Wobei der heutige Kioskbetrieb eine solche Idylle nicht ohne weiteres garantieren kann, setzt ihm doch die Liberalisierung der Ladenöffnungszeiten und der Ausbau von Tankstellen zu Verkaufsmärkten zu. „In den 70er Jahren gab es in Dortmund etwa 600 Kioske – jetzt sind es vermutlich nicht mehr als 350“, erklärt der Museumsdirektor. Die Vereinsarbeit hat damit auch einen bewahrenden Charakter.
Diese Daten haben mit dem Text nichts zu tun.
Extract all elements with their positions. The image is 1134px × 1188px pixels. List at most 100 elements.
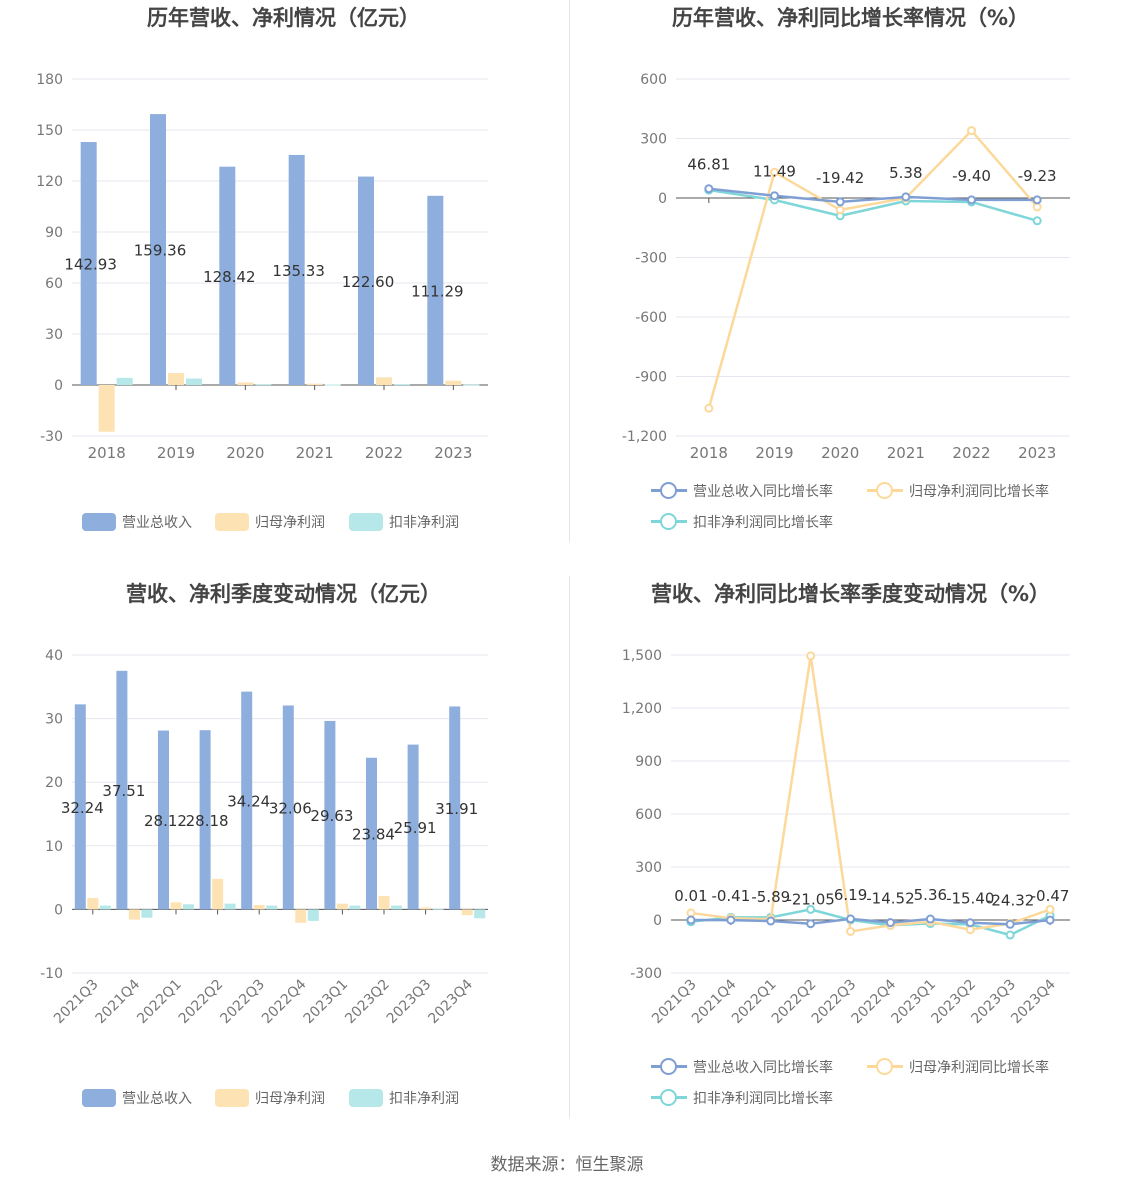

Auch beim Deutschen Hotel- und Gaststättenverband (Dehoga) beobachtet man die Probleme in der Büdchenszene. „Früher gab’s keine Tankstellen mit einem so breiten Angebot, auch die Läden waren noch nicht so lange geöffnet“, berichtet der Sprecher des Dehoga-Landesverbandes NRW, Thorsten Hellwig. Um langfristig zu überleben, müssten die Kioske ihre „soziale Funktion“ im Viertel kultivieren und auf eine Stammkundschaft setzen.

Brauerei als „überzeugter Kioskbetreiber“

Und es braucht engagierte Unterstützer wie Thomas Raphael. Der Mikrobiologe der Lebensmittelindustrie hat das Bergmann Bier als „Ruhrgebietsprojekt“ wiederbelebt – aus Tradition und als Erinnerung daran, dass Dortmund einmal die größte Bierstadt Europas gewesen war. Im Dortmunder Hafen wird das Bier nun gebraut, in dem Kiosk am U-Turm findet es seine Kunden. „Wir sind überzeugte Kioskbetreiber“, betont Raphael, der Geschäftsführer bei der Bergmann Brauerei ist.

Wobei Fachmann Wettengl davor warnt, die Tätigkeit der Kioskmitarbeiter zu romantisieren: „Das ist ein echt hartes Geschäft. Da verdienen die Leute echt wenig.“ Manche arbeiteten bis zu 16 Stunden pro Tag in ihren Läden. Dieses Arbeitsethos passt denn auch zum Motto, mit dem das Bergmann Bier für sich und seine Produkte wirbt: „Harte Arbeit, ehrlicher Lohn!“ Dieser soliden Einschätzung dürfte wohl auch die Mehrheit der Kioskbesucher im Ruhrgebiet zustimmen.